Monday, May 26, 2014
Ahsan Akbar talks to K. Anis Ahmed about his new collection of short stories, Good Night, Mr. Kissinger
AA: Gary J. Bass's new book, The Blood Telegram: Nixon, Kissinger, and a Forgotten Genocide confirms many allegations against not only Jamaat but the failure and complacency of Western leaders amidst genocide. Did portrayals of the real Henry Kissinger influence your fictional version of him?
KAA: The Blood Telegram came out after my book, so there is no reflection of that book as such in my writing. But what The Blood Telegram does for us is provide serious testimony - and third party verification. No one can now dismiss the claims of genocide in '71 as AL propaganda or Bangladeshi exaggerations. It is sad that we have suffered some serious revisionism since '75, but sound academic works like The Blood Telegram will help set the record straight for the long term.
AA: In one of your stories, James is a Bangladeshi waiter at a prestigious New York City restaurant who gets to know one of the regulars, Henry Kissinger. How does the relationship between the waiter and Kissinger reflect feelings in Dhaka today, as it is tense and obviously informed by a major imbalance of power?
KAA: You know all my life I have heard a class of apologists say things like, "Why wallow in history," "We need to look forward," "It's too late now," or worse, "There were mistakes on all sides," and "The country has changed." These apologists had also pinned their hopes that having variously dodged and delayed trials, they would now only have to wait for the eye-witness generation to die out. As it happened, in February 2013, in response to suspected compromises of the trials [of Jamaat-e-Islami], a spontaneous movement erupted that was led by the youth and drew thousands of people for weeks, peaking to well over hundred thousand repeatedly on weekends.

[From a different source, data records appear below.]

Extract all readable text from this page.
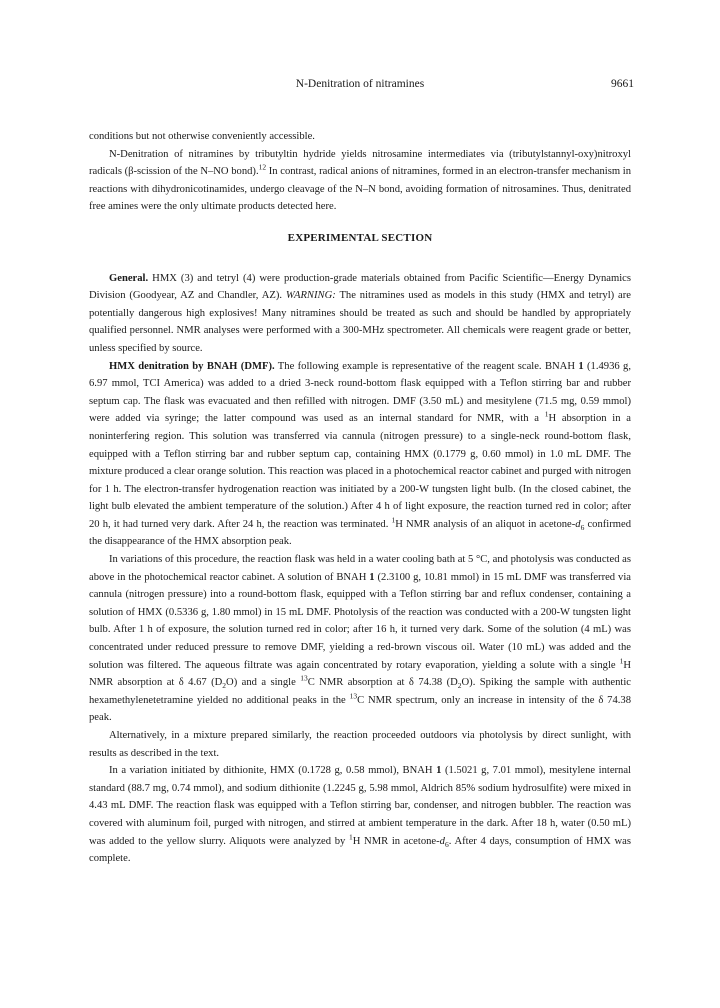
N-Denitration of nitramines	9661

conditions but not otherwise conveniently accessible.

N-Denitration of nitramines by tributyltin hydride yields nitrosamine intermediates via (tributylstannyl-oxy)nitroxyl radicals (β-scission of the N–NO bond).$^{12}$ In contrast, radical anions of nitramines, formed in an electron-transfer mechanism in reactions with dihydronicotinamides, undergo cleavage of the N–N bond, avoiding formation of nitrosamines. Thus, denitrated free amines were the only ultimate products detected here.

EXPERIMENTAL SECTION

General. HMX (3) and tetryl (4) were production-grade materials obtained from Pacific Scientific—Energy Dynamics Division (Goodyear, AZ and Chandler, AZ). WARNING: The nitramines used as models in this study (HMX and tetryl) are potentially dangerous high explosives! Many nitramines should be treated as such and should be handled by appropriately qualified personnel. NMR analyses were performed with a 300-MHz spectrometer. All chemicals were reagent grade or better, unless specified by source.

HMX denitration by BNAH (DMF). The following example is representative of the reagent scale. BNAH 1 (1.4936 g, 6.97 mmol, TCI America) was added to a dried 3-neck round-bottom flask equipped with a Teflon stirring bar and rubber septum cap. The flask was evacuated and then refilled with nitrogen. DMF (3.50 mL) and mesitylene (71.5 mg, 0.59 mmol) were added via syringe; the latter compound was used as an internal standard for NMR, with a $^1$H absorption in a noninterfering region. This solution was transferred via cannula (nitrogen pressure) to a single-neck round-bottom flask, equipped with a Teflon stirring bar and rubber septum cap, containing HMX (0.1779 g, 0.60 mmol) in 1.0 mL DMF. The mixture produced a clear orange solution. This reaction was placed in a photochemical reactor cabinet and purged with nitrogen for 1 h. The electron-transfer hydrogenation reaction was initiated by a 200-W tungsten light bulb. (In the closed cabinet, the light bulb elevated the ambient temperature of the solution.) After 4 h of light exposure, the reaction turned red in color; after 20 h, it had turned very dark. After 24 h, the reaction was terminated. $^1$H NMR analysis of an aliquot in acetone-$d_6$ confirmed the disappearance of the HMX absorption peak.

In variations of this procedure, the reaction flask was held in a water cooling bath at 5 °C, and photolysis was conducted as above in the photochemical reactor cabinet. A solution of BNAH 1 (2.3100 g, 10.81 mmol) in 15 mL DMF was transferred via cannula (nitrogen pressure) into a round-bottom flask, equipped with a Teflon stirring bar and reflux condenser, containing a solution of HMX (0.5336 g, 1.80 mmol) in 15 mL DMF. Photolysis of the reaction was conducted with a 200-W tungsten light bulb. After 1 h of exposure, the solution turned red in color; after 16 h, it turned very dark. Some of the solution (4 mL) was concentrated under reduced pressure to remove DMF, yielding a red-brown viscous oil. Water (10 mL) was added and the solution was filtered. The aqueous filtrate was again concentrated by rotary evaporation, yielding a solute with a single $^1$H NMR absorption at δ 4.67 $(D_2O)$ and a single $^{13}$C NMR absorption at δ 74.38 $(D_2O)$. Spiking the sample with authentic hexamethylenetetramine yielded no additional peaks in the $^{13}$C NMR spectrum, only an increase in intensity of the δ 74.38 peak.

Alternatively, in a mixture prepared similarly, the reaction proceeded outdoors via photolysis by direct sunlight, with results as described in the text.

In a variation initiated by dithionite, HMX (0.1728 g, 0.58 mmol), BNAH 1 (1.5021 g, 7.01 mmol), mesitylene internal standard (88.7 mg, 0.74 mmol), and sodium dithionite (1.2245 g, 5.98 mmol, Aldrich 85% sodium hydrosulfite) were mixed in 4.43 mL DMF. The reaction flask was equipped with a Teflon stirring bar, condenser, and nitrogen bubbler. The reaction was covered with aluminum foil, purged with nitrogen, and stirred at ambient temperature in the dark. After 18 h, water (0.50 mL) was added to the yellow slurry. Aliquots were analyzed by $^1$H NMR in acetone-$d_6$. After 4 days, consumption of HMX was complete.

This is proof positive that the Spirit of the Liberation or Spirit of '71 as we call it is neither the sentiment of a particular generation nor a partisan confabulation. It is the essence of who are as a people and a nation. As such, I imagine most Bangladeshis today would be sympathetic to the unresolved grief and rage that gives James' darkest thoughts its impetus.
AA: Each story in Good Night, Mr. Kissinger takes place during a different era of Dhaka's history. How do the stories describe Dhaka's changes through the decades? How has the city transformed?

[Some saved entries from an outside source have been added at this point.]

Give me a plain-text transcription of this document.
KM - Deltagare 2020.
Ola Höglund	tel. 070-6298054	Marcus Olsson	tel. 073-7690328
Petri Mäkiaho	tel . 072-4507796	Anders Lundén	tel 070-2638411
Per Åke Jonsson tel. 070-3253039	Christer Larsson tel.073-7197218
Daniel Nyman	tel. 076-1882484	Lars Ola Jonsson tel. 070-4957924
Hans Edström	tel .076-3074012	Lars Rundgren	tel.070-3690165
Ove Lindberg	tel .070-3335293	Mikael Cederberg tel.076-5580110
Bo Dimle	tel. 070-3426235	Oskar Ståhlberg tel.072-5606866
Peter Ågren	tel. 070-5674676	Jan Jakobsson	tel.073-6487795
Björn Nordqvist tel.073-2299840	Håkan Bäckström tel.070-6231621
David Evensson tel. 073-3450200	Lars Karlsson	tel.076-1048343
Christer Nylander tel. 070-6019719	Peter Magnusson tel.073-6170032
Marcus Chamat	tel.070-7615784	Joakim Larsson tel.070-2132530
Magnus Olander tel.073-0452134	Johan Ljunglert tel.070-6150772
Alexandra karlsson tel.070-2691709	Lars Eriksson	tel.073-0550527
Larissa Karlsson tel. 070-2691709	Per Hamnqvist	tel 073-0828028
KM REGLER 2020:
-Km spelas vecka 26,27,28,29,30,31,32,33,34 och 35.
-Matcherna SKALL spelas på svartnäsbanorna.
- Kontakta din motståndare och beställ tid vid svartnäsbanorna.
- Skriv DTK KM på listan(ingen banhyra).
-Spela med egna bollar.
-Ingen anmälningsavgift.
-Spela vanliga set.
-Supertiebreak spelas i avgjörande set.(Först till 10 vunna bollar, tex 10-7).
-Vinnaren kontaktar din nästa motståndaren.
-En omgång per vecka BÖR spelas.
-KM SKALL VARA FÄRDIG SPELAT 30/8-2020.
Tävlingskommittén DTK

The Dhaka of the 80s was a charming place, certainly for the middle class. But in some respects even people of lesser means enjoyed traffic free roads, easier access to water and electricity, more parks and playgrounds and a sense of security. Even young boys could roam around their neighborhoods in bikes.
My collection traces the growth of Dhaka from its dulcet and contained origins to a dysfunctional megacity today. The first half of the stories capture memories of a Dhaka that is now all but gone. The latter half grapples with its brutish present, but also the ongoing efforts of finer instincts to survive amidst the quotidian assaults.
AA: What do you see for Dhaka's future?
KAA: To be honest, it is hard to be hopeful. We simply don't seem to have the political will or managerial capability to do what's necessary. To save Dhaka one has to first and foremost decentralize government and build up other cities. For heaven's sake, poor teachers should not have to come to the capital to collect their pensions! Also, the capital should not be the manufacturing hub. Land is far cheaper elsewhere; we should build export corridors and a series of towns along them, with college and polytechnics. But such notions don't even exist in the plans or discussions. Dhaka is the world's most densely populated city and ranks among the five most unlivable. I fear neither status will change in anytime soon.